Christopher Michael Pratt was born in the city of Virginia, Minnesota, on June 21, 1979. His mother, Kathleen Louise "Kathy" (née Indahl), worked at a Safeway supermarket, while his father, Daniel Clifton Pratt, held various jobs, including mining and home remodeling. He has two older siblings: a sister, Angie, and a brother, Daniel "Cully" Pratt. Pratt has cited his brother Cully as one of his biggest influences and credits him as the reason he started acting. When Pratt was two or three years old, his father uprooted the family to Anchorage, Alaska, where they lived for the next few years. Concerned that raising children in Alaska was too dangerous due to the presence of bears, the family entered a period of instability, relocating between twenty homes across the United States in search of job opportunities.
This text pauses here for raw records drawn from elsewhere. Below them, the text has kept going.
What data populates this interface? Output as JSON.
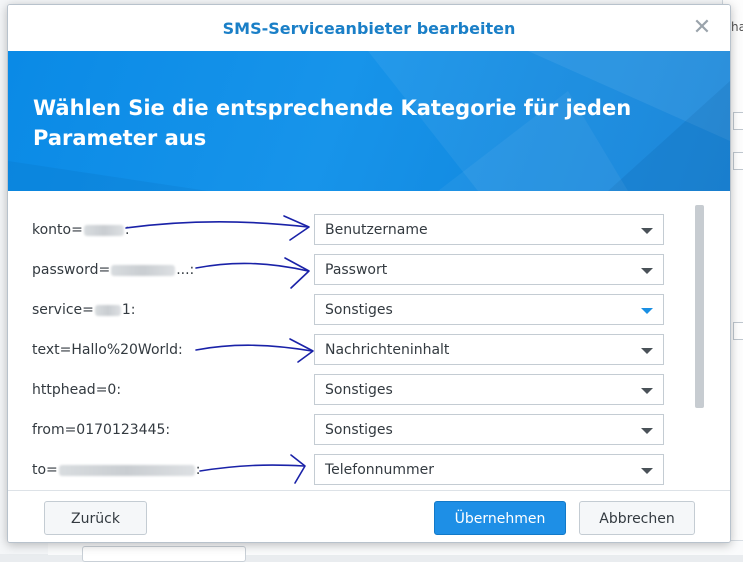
{
  "dialog": {
    "title": "SMS-Serviceanbieter bearbeiten",
    "close_icon": "close-icon",
    "banner_title": "Wählen Sie die entsprechende Kategorie für jeden Parameter aus"
  },
  "background": {
    "right_text": "ha"
  },
  "rows": [
    {
      "label_prefix": "konto=",
      "label_suffix": ":",
      "selected": "Benutzername"
    },
    {
      "label_prefix": "password=",
      "label_suffix": "...:",
      "selected": "Passwort"
    },
    {
      "label_prefix": "service=",
      "label_suffix": "1:",
      "selected": "Sonstiges"
    },
    {
      "label_prefix": "text=Hallo%20World:",
      "label_suffix": "",
      "selected": "Nachrichteninhalt"
    },
    {
      "label_prefix": "httphead=0:",
      "label_suffix": "",
      "selected": "Sonstiges"
    },
    {
      "label_prefix": "from=0170123445:",
      "label_suffix": "",
      "selected": "Sonstiges"
    },
    {
      "label_prefix": "to=",
      "label_suffix": ":",
      "selected": "Telefonnummer"
    }
  ],
  "footer": {
    "back_label": "Zurück",
    "apply_label": "Übernehmen",
    "cancel_label": "Abbrechen"
  },
  "colors": {
    "accent": "#1a7fc7",
    "banner": "#0a8ae6",
    "primary_button": "#1e8fe6",
    "annotation_ink": "#1a22a8"
  }
}
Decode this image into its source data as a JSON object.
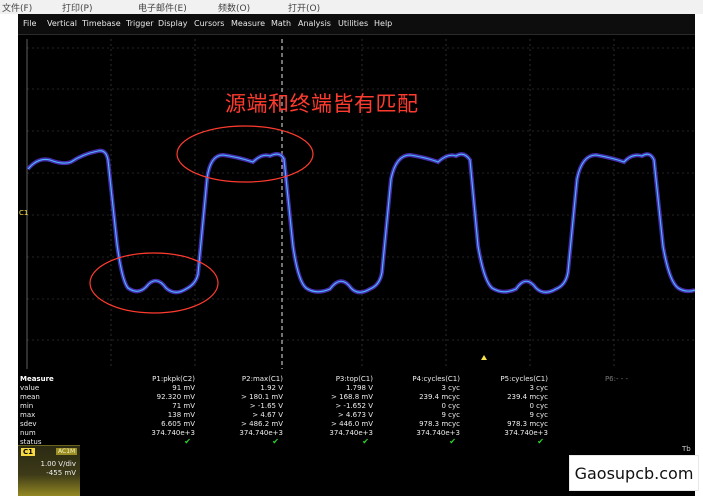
{
  "host_menu": [
    "文件(F)",
    "打印(P)",
    "电子邮件(E)",
    "频数(O)",
    "打开(O)"
  ],
  "scope_menu": [
    "File",
    "Vertical",
    "Timebase",
    "Trigger",
    "Display",
    "Cursors",
    "Measure",
    "Math",
    "Analysis",
    "Utilities",
    "Help"
  ],
  "annotation": "源端和终端皆有匹配",
  "channel_marker": "C1",
  "measure": {
    "row_labels": [
      "Measure",
      "value",
      "mean",
      "min",
      "max",
      "sdev",
      "num",
      "status"
    ],
    "columns": [
      {
        "header": "P1:pkpk(C2)",
        "values": [
          "91 mV",
          "92.320 mV",
          "71 mV",
          "138 mV",
          "6.605 mV",
          "374.740e+3"
        ],
        "status": "ok"
      },
      {
        "header": "P2:max(C1)",
        "values": [
          "1.92 V",
          "> 180.1 mV",
          "> -1.65 V",
          "> 4.67 V",
          "> 486.2 mV",
          "374.740e+3"
        ],
        "status": "ok"
      },
      {
        "header": "P3:top(C1)",
        "values": [
          "1.798 V",
          "> 168.8 mV",
          "> -1.652 V",
          "> 4.673 V",
          "> 446.0 mV",
          "374.740e+3"
        ],
        "status": "ok"
      },
      {
        "header": "P4:cycles(C1)",
        "values": [
          "3 cyc",
          "239.4 mcyc",
          "0 cyc",
          "9 cyc",
          "978.3 mcyc",
          "374.740e+3"
        ],
        "status": "ok"
      },
      {
        "header": "P5:cycles(C1)",
        "values": [
          "3 cyc",
          "239.4 mcyc",
          "0 cyc",
          "9 cyc",
          "978.3 mcyc",
          "374.740e+3"
        ],
        "status": "ok"
      },
      {
        "header": "P6:- - -",
        "values": [
          "",
          "",
          "",
          "",
          "",
          ""
        ],
        "status": ""
      }
    ]
  },
  "channel_box": {
    "tag": "C1",
    "act": "AC1M",
    "scale": "1.00 V/div",
    "offset": "-455 mV"
  },
  "tb_badge": "Tb",
  "watermark": "Gaosupcb.com",
  "colors": {
    "trace": "#36b6f0",
    "grid": "#3a3a3a",
    "annotation": "#ff3b2f",
    "c1": "#f5d940"
  }
}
When Pratt was six or seven years old, the family eventually settled in the Seattle suburb of Lake Stevens, Washington. In an interview with The Huffington Post, Pratt recalled a family vacation on a cruise where he and his brother entered a dance competition, earning him a third-place prize. As a child, he frequently danced to hip-hop music, the dance drama film Saturday Night Fever (1977), and Michael Jackson. Pratt was a frequent reader of comic books, having once won $300 in a bingo tournament and spending it all on comics. He once shared with the Los Angeles Times that his home featured a lot of art, saying, "I would try to copy these exceptional artists who could just draw male and female figures", and recalled that the walls were covered in comic book-style murals. As a teenager, Pratt showed an interest in music, listening to pop musicians like the Beatles and rappers like Tupac Shakur and Mos Def; he has cited Elvis Presley and Johnny Cash as his biggest musical influences. Around this time he began playing the guitar.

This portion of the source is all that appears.